How to Cope When Your Child Has ADHD
Parenting is a hard job, add in a diagnosis of Attention Deficit Hyperactivity Disorder and the job just got ten times harder. A diagnosis of ADD is extremely common today, eight out of every ten school aged boys have been diagnosed with some form of the disorder. The symptoms of ADHD can range anywhere from mild to severe, and behavioral issues and learning difficulties often accompany a diagnosis.
Coping with a child diagnosed with ADHD is often a challenge, and leaves many parents at wits end. Read on for a few suggestions on how you can cope when your child has ADHD.
First of all, it is important to get an accurate diagnosis. There are several other disorders that mimic ADHD in their symptoms, and it is important to determine that your child actually has ADHD.
This process usually involves a trip to your family doctor who will make note of your concerns and if necessary, schedule an appointment with a mental health professional to determine the final diagnosis.Your doctor will work closely with your mental health professional to provide a plan of care to help you and your child manage his or her ADHD. This often requires medication and behavioral therapy.
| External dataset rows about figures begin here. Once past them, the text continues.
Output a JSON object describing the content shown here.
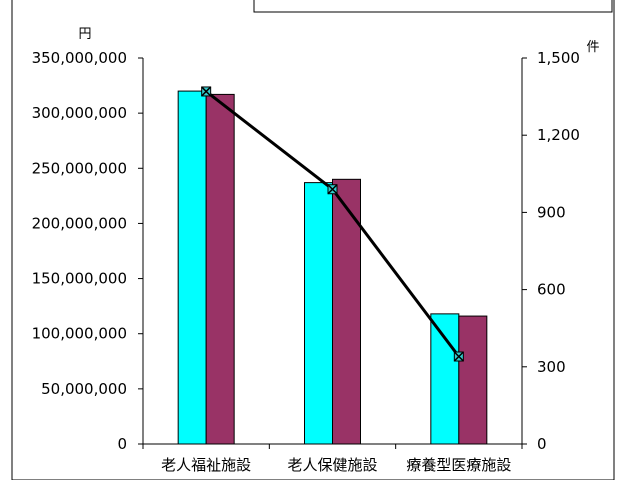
{
  "chart_data": {
    "type": "bar",
    "categories": [
      "老人福祉施設",
      "老人保健施設",
      "療養型医療施設"
    ],
    "left_axis": {
      "unit": "円",
      "ylim": [
        0,
        350000000
      ],
      "ticks": [
        0,
        50000000,
        100000000,
        150000000,
        200000000,
        250000000,
        300000000,
        350000000
      ],
      "tick_labels": [
        "0",
        "50,000,000",
        "100,000,000",
        "150,000,000",
        "200,000,000",
        "250,000,000",
        "300,000,000",
        "350,000,000"
      ]
    },
    "right_axis": {
      "unit": "件",
      "ylim": [
        0,
        1500
      ],
      "ticks": [
        0,
        300,
        600,
        900,
        1200,
        1500
      ],
      "tick_labels": [
        "0",
        "300",
        "600",
        "900",
        "1,200",
        "1,500"
      ]
    },
    "series": [
      {
        "kind": "bar",
        "axis": "left",
        "color": "#00FFFF",
        "values": [
          320000000,
          237000000,
          118000000
        ]
      },
      {
        "kind": "bar",
        "axis": "left",
        "color": "#993366",
        "values": [
          317000000,
          240000000,
          116000000
        ]
      },
      {
        "kind": "line",
        "axis": "right",
        "color": "#000000",
        "marker_color": "#33CCCC",
        "values": [
          1370,
          990,
          340
        ]
      }
    ],
    "grid": false,
    "legend": "top"
  }
}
Both of these professionals can offer a wealth of advice to help you cope with your child’s ADHD.
You may be directed to a community support group or an online community where you can seek advice and coping skills from other parents of children with ADHD. Don’t be afraid to ask questions or go to your health care providers with any concerns.
You will also work with your child’s teacher and school counselor to come up with a plan for your child to cope with ADHD during school hours. Reaching out to others who can offer guidance is an important part of coping with ADHD, you are not alone, there is help available.
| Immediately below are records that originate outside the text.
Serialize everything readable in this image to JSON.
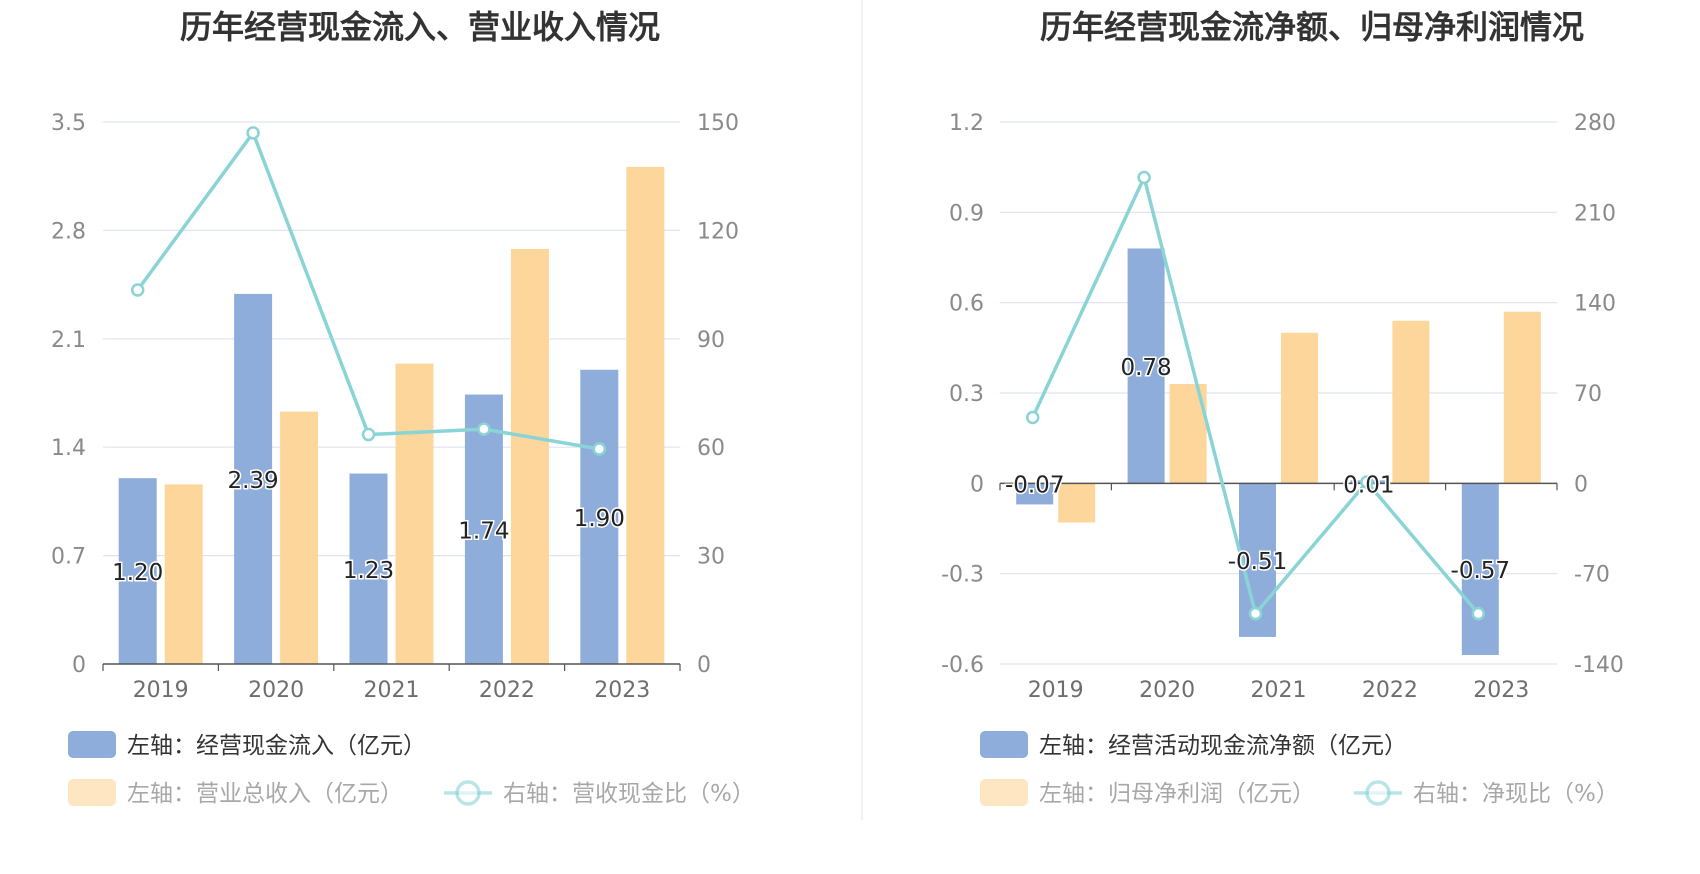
{
  "colors": {
    "bar_primary": "#8eadda",
    "bar_secondary": "#fdd69b",
    "line": "#8ad4d6",
    "grid": "#dfe3ef",
    "axis": "#555555",
    "divider": "#eeeeee"
  },
  "chart_data": [
    {
      "type": "bar",
      "title": "历年经营现金流入、营业收入情况",
      "categories": [
        "2019",
        "2020",
        "2021",
        "2022",
        "2023"
      ],
      "left_axis": {
        "ylim": [
          0,
          3.5
        ],
        "ticks": [
          "0",
          "0.7",
          "1.4",
          "2.1",
          "2.8",
          "3.5"
        ]
      },
      "right_axis": {
        "ylim": [
          0,
          150
        ],
        "ticks": [
          "0",
          "30",
          "60",
          "90",
          "120",
          "150"
        ]
      },
      "series": [
        {
          "name": "左轴：经营现金流入（亿元）",
          "kind": "bar",
          "axis": "left",
          "values": [
            1.2,
            2.39,
            1.23,
            1.74,
            1.9
          ],
          "labels": [
            "1.20",
            "2.39",
            "1.23",
            "1.74",
            "1.90"
          ]
        },
        {
          "name": "左轴：营业总收入（亿元）",
          "kind": "bar",
          "axis": "left",
          "values": [
            1.16,
            1.63,
            1.94,
            2.68,
            3.21
          ]
        },
        {
          "name": "右轴：营收现金比（%）",
          "kind": "line",
          "axis": "right",
          "values": [
            103.5,
            147,
            63.5,
            65,
            59.5
          ]
        }
      ],
      "legend_placement": "bottom",
      "grid": true
    },
    {
      "type": "bar",
      "title": "历年经营现金流净额、归母净利润情况",
      "categories": [
        "2019",
        "2020",
        "2021",
        "2022",
        "2023"
      ],
      "left_axis": {
        "ylim": [
          -0.6,
          1.2
        ],
        "ticks": [
          "-0.6",
          "-0.3",
          "0",
          "0.3",
          "0.6",
          "0.9",
          "1.2"
        ]
      },
      "right_axis": {
        "ylim": [
          -140,
          280
        ],
        "ticks": [
          "-140",
          "-70",
          "0",
          "70",
          "140",
          "210",
          "280"
        ]
      },
      "series": [
        {
          "name": "左轴：经营活动现金流净额（亿元）",
          "kind": "bar",
          "axis": "left",
          "values": [
            -0.07,
            0.78,
            -0.51,
            0.01,
            -0.57
          ],
          "labels": [
            "-0.07",
            "0.78",
            "-0.51",
            "0.01",
            "-0.57"
          ]
        },
        {
          "name": "左轴：归母净利润（亿元）",
          "kind": "bar",
          "axis": "left",
          "values": [
            -0.13,
            0.33,
            0.5,
            0.54,
            0.57
          ]
        },
        {
          "name": "右轴：净现比（%）",
          "kind": "line",
          "axis": "right",
          "values": [
            51,
            237,
            -101,
            1,
            -101
          ]
        }
      ],
      "legend_placement": "bottom",
      "grid": true
    }
  ]
}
As the parent of a child with ADD/ADHD, it is imperative that you make sure you take time to de-stress and recharge. Taking time for yourself to relax and regroup will help you be a more effective parent. Spend time with other parents whose children are diagnosed with ADHD to ask questions, and get support. Sometimes simply realizing that you’re not alone in your struggles can boost your spirits.
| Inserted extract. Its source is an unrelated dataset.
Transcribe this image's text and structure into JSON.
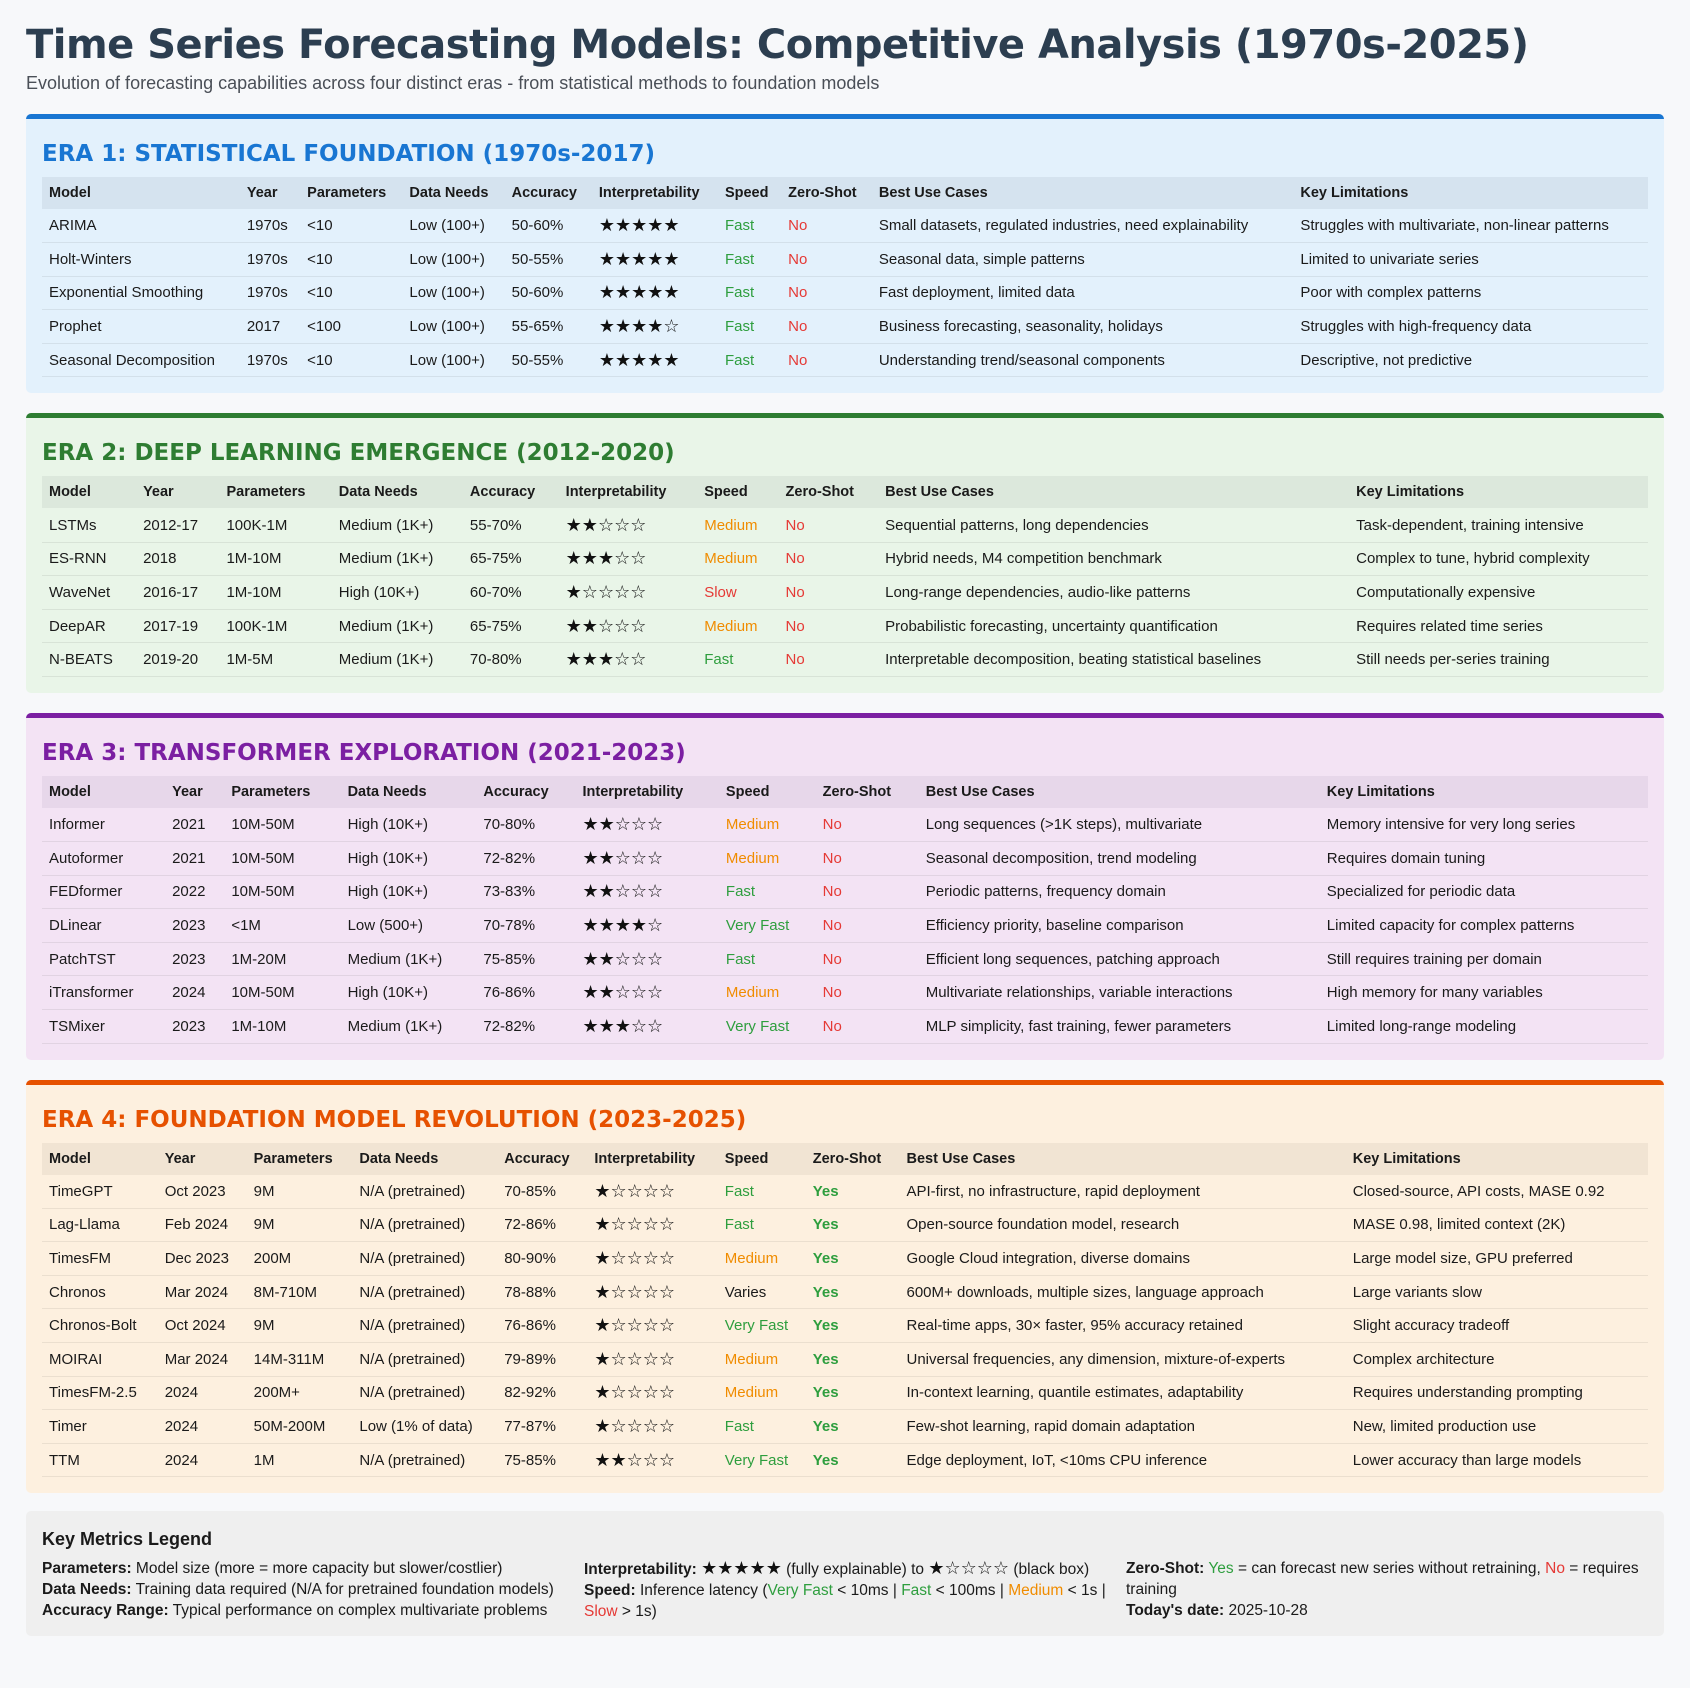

Don’t forget that your entire family needs coping skills to deal with your child’s ADHD. Brothers and sisters often don’t understand why a sibling is different. Family counseling can help everyone come together to work as a team to help your child.
Make sure that you take individual time with each child. Sometimes parents can get so caught up in ealing with a child with a problem that they neglect to consider the feelings of the other children in the family. Set aside time once a month for each child to have some one on one time with mom or dad. Use that time to address any issues or concerns your children may have.